A security researcher has discovered a new zero-day vulnerability targeting Adobe's Flash Player software which attackers have already built into the popular Angler exploit kit.
Security researcher Kafeine today noted that one variant of Angler launched three "bullets", or payloads, to exploit flaws in Flash Player - two of which were known, but one which was a fresh attack.
As with previous payloads, the new zero-day in Angler deploys the Bedep distribution botnet on vulnerable systems.
Bedep can load a range of payloads of malicious software on infected machines, including denial of service and remote access programs.
The sites in question are often legitimate ones, but once infected serve up malicious advertisements unknowingly - so-called malvertising.
While refusing to disclose details of the Flash flaw ahead of an Adobe patch expected in the coming days, Kafeine said Windows XP running Internet Explorer versions 6 to 9 were vulnerable, as was the latest version of Flash Player, 18.104.22.1687.
Windows 7 with Internet Explorer 8 and Flash Player 22.214.171.124 as well as Windows 8, IE 10 and Flash Player 126.96.36.199 are also vulnerable.
Tests conducted by Kafeine showed that Windows 8.1 fully updated is safe from the exploit. Angler does not fire the payloads on Google's Chrome web browser, according to Kafeine's testing.
Kafeine suggested users should disable Adobe Flash Player for a few days while awaiting a patch.
Director of special projects at security vendor Malwarebytes, Pedro Bustamente, warned that the new vulnerability could be a big security risk for internet users as it allowed attackers entry to their systems.

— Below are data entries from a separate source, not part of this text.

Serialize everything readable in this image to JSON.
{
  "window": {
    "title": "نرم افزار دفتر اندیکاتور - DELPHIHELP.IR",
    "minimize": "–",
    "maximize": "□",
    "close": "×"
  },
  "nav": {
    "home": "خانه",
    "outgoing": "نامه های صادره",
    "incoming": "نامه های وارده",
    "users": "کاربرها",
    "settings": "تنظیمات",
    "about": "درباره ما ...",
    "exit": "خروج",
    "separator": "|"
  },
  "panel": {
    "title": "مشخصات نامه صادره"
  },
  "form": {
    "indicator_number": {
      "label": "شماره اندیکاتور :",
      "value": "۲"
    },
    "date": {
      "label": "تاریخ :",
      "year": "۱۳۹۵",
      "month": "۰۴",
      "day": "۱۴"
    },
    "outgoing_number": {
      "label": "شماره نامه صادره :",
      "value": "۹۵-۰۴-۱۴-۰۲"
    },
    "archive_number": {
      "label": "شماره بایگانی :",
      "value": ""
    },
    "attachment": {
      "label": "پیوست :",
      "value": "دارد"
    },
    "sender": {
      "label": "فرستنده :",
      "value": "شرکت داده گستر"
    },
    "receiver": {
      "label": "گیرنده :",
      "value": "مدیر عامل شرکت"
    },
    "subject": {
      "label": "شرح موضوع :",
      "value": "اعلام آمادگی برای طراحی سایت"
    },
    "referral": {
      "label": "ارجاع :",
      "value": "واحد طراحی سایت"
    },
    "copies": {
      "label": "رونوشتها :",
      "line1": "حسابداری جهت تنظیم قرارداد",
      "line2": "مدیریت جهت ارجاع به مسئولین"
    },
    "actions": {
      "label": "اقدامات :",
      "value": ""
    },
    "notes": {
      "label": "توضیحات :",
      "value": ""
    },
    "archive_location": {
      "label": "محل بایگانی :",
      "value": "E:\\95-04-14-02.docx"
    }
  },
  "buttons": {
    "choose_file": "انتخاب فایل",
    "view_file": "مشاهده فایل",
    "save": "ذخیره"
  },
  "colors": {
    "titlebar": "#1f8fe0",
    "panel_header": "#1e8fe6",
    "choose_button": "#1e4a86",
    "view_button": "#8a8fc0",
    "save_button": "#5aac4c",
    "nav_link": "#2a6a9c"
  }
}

Bustamente said the fact that it had been integrated into the Angler kit showed that criminals were keen to use the flaw to target businesses and individuals en masse.
“The danger of any zero-day is that there is no patch in existence, so I would recommend caution by web users until a confirmation and update is issued. We would also urge people to update security software,” Bustamente said.
Adobe last patched Flash Player on January 14.